1. This Criminal Revision Application is filed under Section 397 of the Code of Criminal Procedure by the original informant challenging the judgment and acquittal order dated 28.2.1997 recorded by the Learned Judicial Magistrate First Class, Dhrol in Criminal Case No.170/94 under which the Learned Magistrate recorded an order of acquittal of the 2nd respondent for the offence punishable under Sections 272 and 409 of the Indian Penal Code.
2. The prosecution was conducted against the 2nd respondent for the aforesaid offences on an allegation, that a charge-sheet was filed against the 2nd respondent on 19.5.1994 for the said offences. It was alleged against the 2nd respondent that the 2nd respondent was working as Incharge Godown Manager at Jodia under orders of present petitioner. It was noticed that there was some adulteration in the stock of wheat and some dust and sand were added to it. Inquiry was made and after conclusion of the inquiry, FIR was filed and after the conclusion of the investigation, charge-sheet was filed against the 2nd respondent for the aforesaid offences. Charge was framed and read over to 2nd respondent, to which 2nd respondent pleaded not guilty and therefore the evidence was recorded. At the end of the trial, the Learned Magistrate found that the charge was not proved against the 2nd respondent beyond reasonable doubt and therefore the Learned Magistrate was pleased to extend benefit of doubt to the 2nd respondent and consequently the 2nd respondent was acquitted from the aforesaid charge.
3. Feeling aggrieved by the said judgment and order of the Learned Magistrate the petitioner has preferred this Revision Application before this Court. It has been contended here that the Learned Magistrate has committed illegality in extending the benefit of doubt though there was sufficient evidence on record to punish the contesting respondent for the charge in question. Therefore, the judgment and order of acquittal of trial court are illegal and erroneous and deserve to be set aside. The petitioner has, therefore, prayed that the present Revision Application be allowed and judgment and order of the Trial Court be set aside and contesting respondent be convicted for the aforesaid offences and be sentenced accordingly.
4. Rule was issued and Mr. K.G. Seth, Learned Additional Public Prosecutor, appears for the State, respondent no.1, M/s. Thakkar Associates appear for respondent no.2 – the original accused. I have heard the Learned advocate for the parties and I have perused the papers.
5. At the beginning of the argument a question has arisen as to whether this court exercising revisional jurisdiction can alter the finding of acquittal and convict the contesting respondent for the offences in question.
6. In this connection, it would be worth while to refer to the provision made in Sub-Sec. (3) of Section 401 of the said Code. It can be reproduced as follows:-
“(3) Nothing in this section shall be deemed to authorise a High Court to convert a finding of acquittal into one of conviction.”
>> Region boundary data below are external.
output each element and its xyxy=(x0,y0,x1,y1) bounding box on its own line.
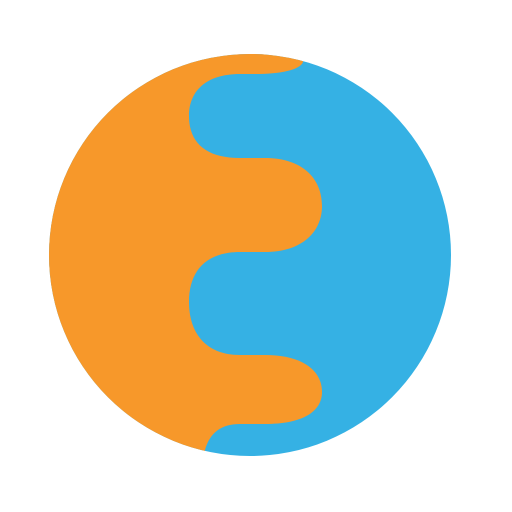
logo-icon xyxy=(49,54,451,456)
app-icon-canvas xyxy=(0,0,512,512)
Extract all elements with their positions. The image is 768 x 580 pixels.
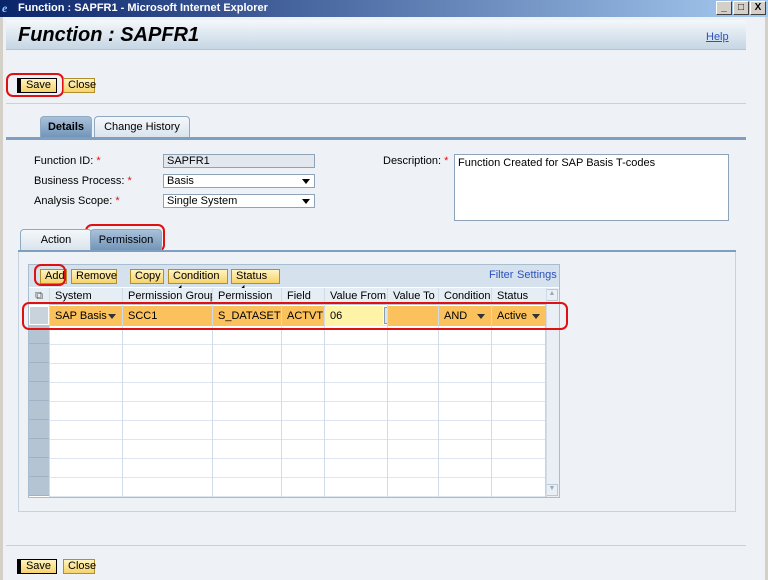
analysis-scope-select[interactable]: Single System — [163, 194, 315, 208]
ie-icon: e — [2, 1, 8, 15]
tab-change-history[interactable]: Change History — [94, 116, 190, 138]
function-id-field: SAPFR1 — [163, 154, 315, 168]
permission-table: Add Remove Copy Condition ◢ Status ◢ Fil… — [28, 264, 560, 498]
tab-details[interactable]: Details — [40, 116, 92, 138]
row-divider — [49, 477, 545, 478]
tab-action[interactable]: Action — [20, 229, 92, 251]
row-selector[interactable] — [29, 363, 49, 382]
footer-close-button[interactable]: Close — [63, 559, 96, 574]
row-divider — [49, 420, 545, 421]
help-link[interactable]: Help — [706, 31, 729, 43]
save-button[interactable]: Save — [17, 78, 57, 93]
analysis-scope-label: Analysis Scope: * — [34, 195, 120, 207]
close-window-button[interactable]: X — [750, 1, 766, 15]
row-divider — [49, 496, 545, 497]
row-selector[interactable] — [29, 458, 49, 477]
row-divider — [49, 401, 545, 402]
business-process-select[interactable]: Basis — [163, 174, 315, 188]
row-selector[interactable] — [29, 420, 49, 439]
divider — [6, 103, 746, 104]
scroll-up-button[interactable]: ▲ — [546, 289, 558, 301]
tab-permission[interactable]: Permission — [90, 229, 162, 251]
scroll-down-button[interactable]: ▼ — [546, 484, 558, 496]
highlight-row — [22, 302, 568, 330]
description-label: Description: * — [383, 155, 449, 167]
page-title: Function : SAPFR1 — [18, 24, 200, 46]
row-divider — [49, 439, 545, 440]
row-selector[interactable] — [29, 382, 49, 401]
divider — [6, 545, 746, 546]
row-selector[interactable] — [29, 439, 49, 458]
row-divider — [49, 382, 545, 383]
window-title: Function : SAPFR1 - Microsoft Internet E… — [18, 2, 268, 14]
row-divider — [49, 458, 545, 459]
highlight-add — [34, 264, 66, 286]
window-title-bar: Function : SAPFR1 - Microsoft Internet E… — [0, 0, 768, 17]
function-id-label: Function ID: * — [34, 155, 101, 167]
maximize-button[interactable]: □ — [733, 1, 749, 15]
close-button[interactable]: Close — [63, 78, 96, 93]
row-divider — [49, 363, 545, 364]
row-divider — [49, 344, 545, 345]
row-selector[interactable] — [29, 401, 49, 420]
footer-save-button[interactable]: Save — [17, 559, 57, 574]
description-textarea[interactable]: Function Created for SAP Basis T-codes — [454, 154, 729, 221]
business-process-label: Business Process: * — [34, 175, 132, 187]
minimize-button[interactable]: _ — [716, 1, 732, 15]
row-selector[interactable] — [29, 344, 49, 363]
tab-panel-border — [6, 137, 746, 140]
row-selector[interactable] — [29, 477, 49, 496]
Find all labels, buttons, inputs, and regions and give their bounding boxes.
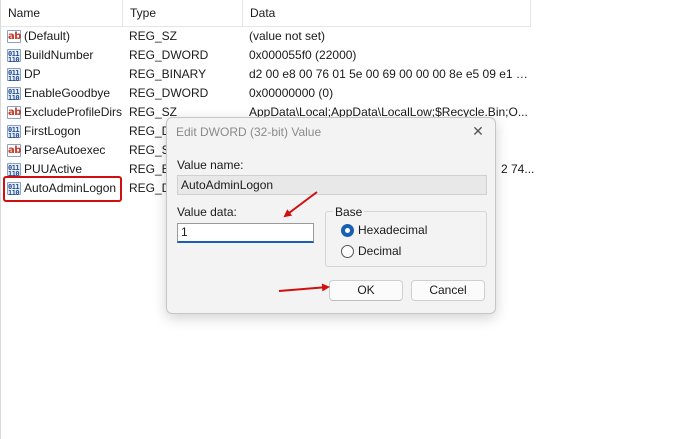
value-data: 2 74...	[501, 162, 535, 176]
base-group	[325, 211, 487, 267]
string-value-icon	[7, 27, 21, 46]
radio-checked-icon	[341, 223, 354, 237]
value-type: REG_DWORD	[129, 86, 209, 100]
column-header-data[interactable]: Data	[243, 0, 531, 27]
decimal-label: Decimal	[358, 244, 402, 258]
cancel-button[interactable]: Cancel	[411, 280, 485, 301]
edit-dword-dialog: Edit DWORD (32-bit) Value ✕ Value name: …	[166, 117, 496, 314]
value-row[interactable]: DP REG_BINARY d2 00 e8 00 76 01 5e 00 69…	[1, 65, 674, 84]
value-data: 0x00000000 (0)	[249, 86, 334, 100]
annotation-highlight-box	[3, 176, 122, 202]
column-header-type[interactable]: Type	[123, 0, 243, 27]
string-value-icon	[7, 103, 21, 122]
binary-value-icon	[7, 160, 21, 179]
hexadecimal-radio[interactable]: Hexadecimal	[341, 223, 427, 237]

7. From the bare reading of the aforesaid provision, it is amply clear that while exercising the powers of revision this Court, cannot convert a finding of acquittal into one of conviction. In other words, when a person has been acquitted by a criminal court and when a Revision Application has been filed in order to challenge the said order of acquittal, then this Court exercising revisional jurisdiction under Section 397 read with 401 of the Code cannot alter the finding into conviction. In other words, this Court cannot convict an accused person who has already been acquitted by a competent criminal court.
8. No other prayer has been made and no other ground has been agitated.
9. In view of above position, I am of the opinion that the Revision Application fails on the aforesaid technical ground. It is not the case of the present petitioner that some evidence has been left out or omitted from consideration. It is also not the case of the petitioner that some inadmissible evidence was illegally considered by the trial court. No witness is shown to have been dropped out. It is also not the case of the petitioner that there were some witnesses cited in the charge-sheet and yet they were not examined by the trial court. It is also not the case of the petitioner that a reasonable opportunity was not afforded to the prosecution to prove the case.
10. In this view of the matter, the present Revision Application is meritless, since technically this Court cannot convict the accused person already acquitted by the trial court in view of the embargo found in Sub-Section 3 of Section 401 of the said Code.
11. In aforesaid view of the matter and for the foregoing reasons, this Revision Application is dismissed. Rule is discharged.